Phase 6 : la phase opérationnelle. Lorsqu’un botnet est installé et déclaré la machine zombie va exécuter les ordres qui lui sont donnés par l’attaquant.

Le 16 mars 2011 Microsoft et les autorités fédérales américaines ont réussi à démanteler le botnet Rustock . Les "propriétaires" de ce botnet avaient décidé d’en commercialiser les services. Ainsi, ils avaient mis en place une organisation commerciale type avec notamment un service après-vente au travers d’une assistance téléphonique en anglais et une politique tarifaire progressive avec des tranches de 10 000 machines zombies en location. Les utilisateurs qui avaient été lésés dans cette affaire, lorsqu’ils ont pris conscience que leur machine avait été exploitée de manière malveillante, ont été particulièrement déçus par la réaction des fournisseurs d’accès à Internet. 

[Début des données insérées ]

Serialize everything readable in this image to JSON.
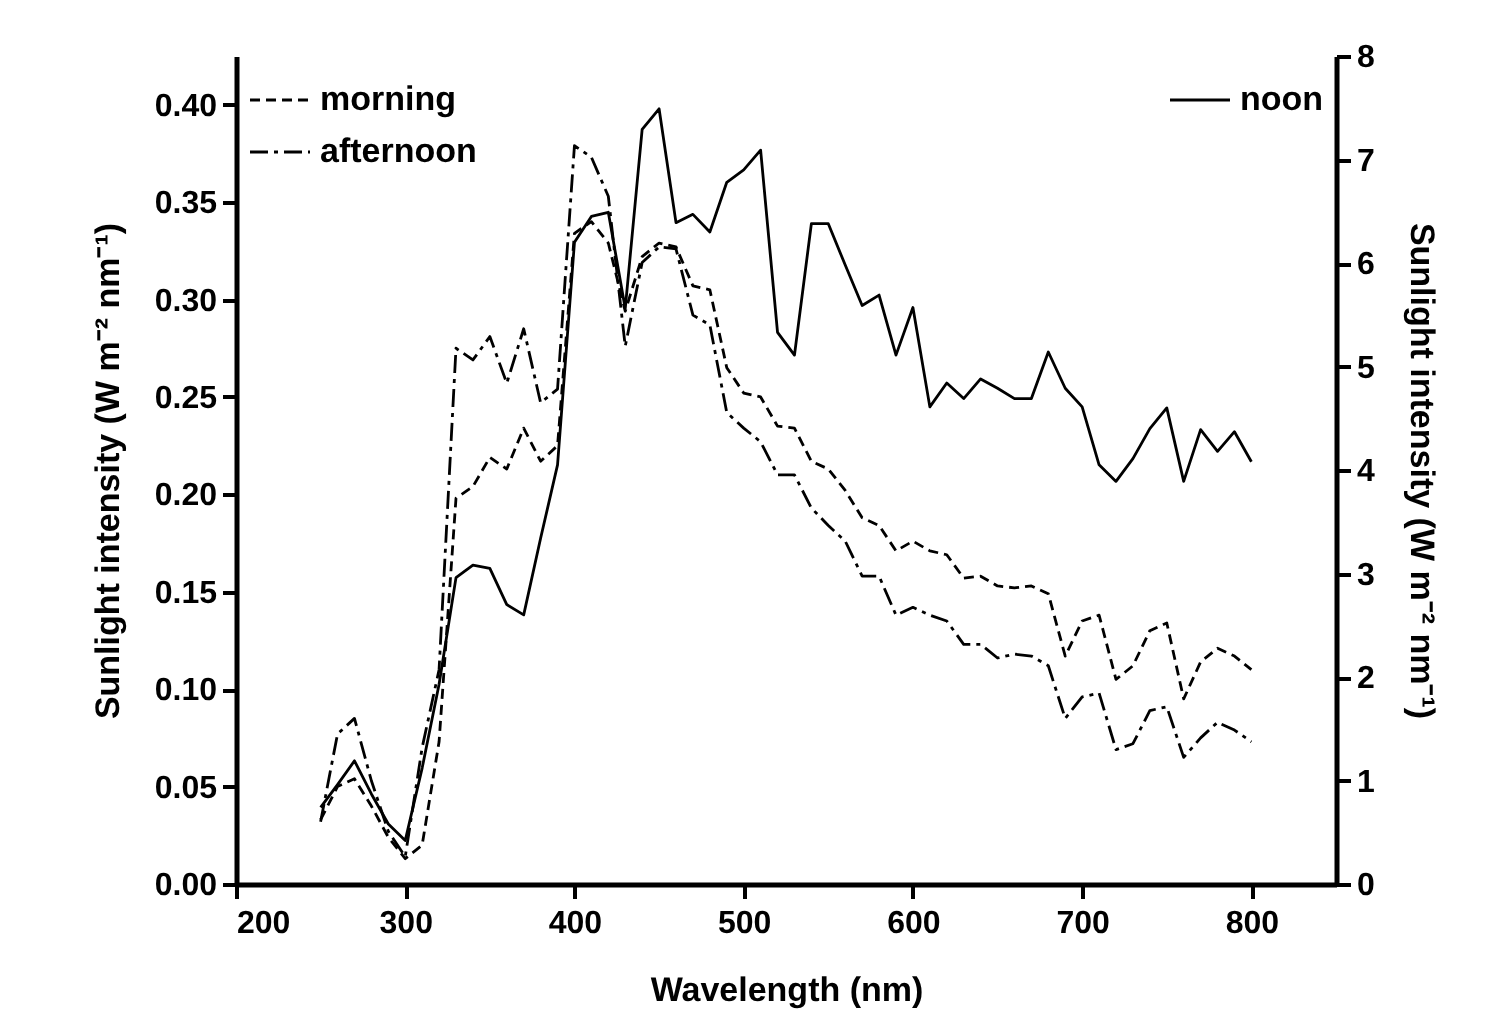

En effet, dans ce type de cas, le fournisseur d’accès restreint l’accès à Internet pour les utilisateurs dont les machines sont infectées. De plus, ils s’arrogent le droit d’accéder aux courriers électroniques de leurs utilisateurs : face aux zombies qui envoient des courriers non sollicités, les fournisseurs d’accès imposent aux utilisateurs ayant une machine infectée un filtrage au niveau du port 25 (dévolue au protocole SMTP qui permet la diffusion des mails).